Of all those sources, the interesting ones to me right now are employeeperpetuators, carriers, and one commercial bank in particular — InsurBanc. I am a director of the bank, so I can’t argue with the fact that this is a plug. But I don’t bring it up for that purpose. It is simply a relevant fact that agencies have available to them a strong and growing bank dedicated to, and exceedingly well informed about, their industry.

Carriers are an interesting source of financing in a recession because their investment would be an active one, with long-term payoffs that go beyond the cost of funds. But creativity and commitment will be required of agencies seeking carrier involvement because I can’t imagine that a weak proposal or anything smacking of bail-out will be of interest to carriers looking to position themselves for future growth. A good route is one of combining carrier help and InsurBanc financing.

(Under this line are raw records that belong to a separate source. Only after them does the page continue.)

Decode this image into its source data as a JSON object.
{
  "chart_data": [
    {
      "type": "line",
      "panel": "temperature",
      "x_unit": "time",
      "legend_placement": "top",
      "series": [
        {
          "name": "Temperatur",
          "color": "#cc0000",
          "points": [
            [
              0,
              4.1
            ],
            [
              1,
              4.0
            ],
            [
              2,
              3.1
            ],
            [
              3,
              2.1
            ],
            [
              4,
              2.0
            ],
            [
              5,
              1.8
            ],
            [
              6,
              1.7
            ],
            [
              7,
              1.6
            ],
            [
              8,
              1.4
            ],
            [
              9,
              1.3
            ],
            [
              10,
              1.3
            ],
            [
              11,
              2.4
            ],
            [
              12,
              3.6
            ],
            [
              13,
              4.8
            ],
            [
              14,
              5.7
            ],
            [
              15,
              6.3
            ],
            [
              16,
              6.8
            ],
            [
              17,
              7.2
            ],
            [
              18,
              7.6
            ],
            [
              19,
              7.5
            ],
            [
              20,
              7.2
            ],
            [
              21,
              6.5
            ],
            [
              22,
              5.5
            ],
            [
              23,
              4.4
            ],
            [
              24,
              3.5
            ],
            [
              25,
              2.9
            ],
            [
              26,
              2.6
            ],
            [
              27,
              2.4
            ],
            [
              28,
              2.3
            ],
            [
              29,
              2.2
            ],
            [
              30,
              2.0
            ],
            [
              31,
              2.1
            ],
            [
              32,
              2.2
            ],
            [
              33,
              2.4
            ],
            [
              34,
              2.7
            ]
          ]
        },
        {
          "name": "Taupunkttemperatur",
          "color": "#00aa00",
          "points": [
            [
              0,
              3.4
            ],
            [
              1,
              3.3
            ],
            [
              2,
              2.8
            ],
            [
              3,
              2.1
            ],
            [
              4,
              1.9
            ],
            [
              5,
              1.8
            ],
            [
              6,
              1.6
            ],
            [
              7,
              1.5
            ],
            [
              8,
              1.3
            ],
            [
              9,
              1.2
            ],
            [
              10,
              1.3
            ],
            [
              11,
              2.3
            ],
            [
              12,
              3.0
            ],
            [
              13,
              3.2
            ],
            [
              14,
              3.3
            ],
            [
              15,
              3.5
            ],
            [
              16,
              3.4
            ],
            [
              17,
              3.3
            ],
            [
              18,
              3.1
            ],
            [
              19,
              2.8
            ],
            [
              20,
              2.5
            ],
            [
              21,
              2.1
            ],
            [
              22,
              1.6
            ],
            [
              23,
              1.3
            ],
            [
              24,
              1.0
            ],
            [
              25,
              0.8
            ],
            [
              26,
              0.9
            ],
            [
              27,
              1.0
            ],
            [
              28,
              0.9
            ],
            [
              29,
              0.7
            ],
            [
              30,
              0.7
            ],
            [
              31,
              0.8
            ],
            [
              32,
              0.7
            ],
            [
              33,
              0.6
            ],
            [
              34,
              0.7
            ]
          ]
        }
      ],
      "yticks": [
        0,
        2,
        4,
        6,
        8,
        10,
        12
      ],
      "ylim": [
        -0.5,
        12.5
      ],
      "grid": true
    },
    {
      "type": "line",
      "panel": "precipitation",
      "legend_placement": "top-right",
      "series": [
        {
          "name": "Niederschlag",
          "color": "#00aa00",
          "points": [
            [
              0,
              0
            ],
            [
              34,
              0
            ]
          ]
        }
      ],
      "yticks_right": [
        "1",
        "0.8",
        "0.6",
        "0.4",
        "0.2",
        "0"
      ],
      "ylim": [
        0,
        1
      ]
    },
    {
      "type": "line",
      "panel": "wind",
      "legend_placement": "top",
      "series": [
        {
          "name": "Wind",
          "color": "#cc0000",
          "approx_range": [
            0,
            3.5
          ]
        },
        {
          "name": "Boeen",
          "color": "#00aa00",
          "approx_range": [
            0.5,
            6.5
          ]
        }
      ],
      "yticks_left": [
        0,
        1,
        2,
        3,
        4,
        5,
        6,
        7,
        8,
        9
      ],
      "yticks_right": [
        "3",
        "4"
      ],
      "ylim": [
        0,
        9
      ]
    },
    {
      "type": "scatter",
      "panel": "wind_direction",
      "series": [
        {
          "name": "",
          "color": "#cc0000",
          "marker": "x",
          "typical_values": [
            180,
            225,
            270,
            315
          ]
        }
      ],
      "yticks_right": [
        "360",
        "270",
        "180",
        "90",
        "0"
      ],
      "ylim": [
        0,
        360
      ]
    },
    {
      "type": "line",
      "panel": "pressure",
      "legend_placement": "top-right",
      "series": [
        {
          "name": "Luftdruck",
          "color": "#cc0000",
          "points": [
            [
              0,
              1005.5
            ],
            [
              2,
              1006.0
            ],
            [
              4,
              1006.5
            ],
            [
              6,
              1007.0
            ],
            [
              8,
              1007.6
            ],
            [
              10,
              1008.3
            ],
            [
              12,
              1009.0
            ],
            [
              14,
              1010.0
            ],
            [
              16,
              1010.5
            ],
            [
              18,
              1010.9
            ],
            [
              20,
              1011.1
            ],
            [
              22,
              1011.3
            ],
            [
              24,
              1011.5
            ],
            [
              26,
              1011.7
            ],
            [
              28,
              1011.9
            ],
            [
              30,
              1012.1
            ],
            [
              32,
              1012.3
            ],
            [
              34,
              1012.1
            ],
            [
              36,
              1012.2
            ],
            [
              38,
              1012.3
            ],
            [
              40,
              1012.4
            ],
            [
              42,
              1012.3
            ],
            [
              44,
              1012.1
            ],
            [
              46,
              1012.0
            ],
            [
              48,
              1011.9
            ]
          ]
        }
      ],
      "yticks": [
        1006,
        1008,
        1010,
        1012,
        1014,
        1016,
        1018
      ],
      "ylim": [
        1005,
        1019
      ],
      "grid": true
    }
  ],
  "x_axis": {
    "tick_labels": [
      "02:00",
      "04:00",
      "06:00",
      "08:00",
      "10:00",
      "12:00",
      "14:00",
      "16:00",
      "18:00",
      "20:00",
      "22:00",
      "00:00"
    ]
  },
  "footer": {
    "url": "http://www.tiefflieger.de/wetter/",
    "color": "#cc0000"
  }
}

And, finally, we have direct investment by employee-perpetuators. In most cases these investors won’t have the resources to make really big investments (big in relation to agency value), but these investments can be the most productive capital of all. Remember the tag line, “Nothin’ says lovin’ like something from the oven”? Well, some version of that is called for here. Maybe, “Nothin’ says commitment like . . .” — c’mon help me here. Anyhow, commitment begets commitment, which spells long-term success.
* Jim Griffin, ING Investment Weekly, 12/8/08

Take This Job and Love It

Twenty years or so ago at a business valuation seminar, the presenter was making the point that when smaller private companies are valued, the line between owner compensation and profit is blurry and that we should be rigorous about distinguishing between the two. “If you go below here,” he said swiping his Magic Marker dramatically, “there’s no value. If you bought this company for any more than a dollar, all you would be buying was a job!,” he condescended. Even back then I knew that a job was more than chopped meat. But for the last couple decades, with very little interruption, things have been upward and onward in business valuations of all kinds. And for a few years recently, income expectations really jumped. Jobs were often seen as some anachronistic necessity. Anybody could get one of those.

This pattern of losing touch with what really causes income was not just a Wall Street phenomenon. We have seen a lot of it in the homely little world of insurance agencies, too. Maybe it’s time for agency owners to rediscover the value of being able to provide themselves with a good job.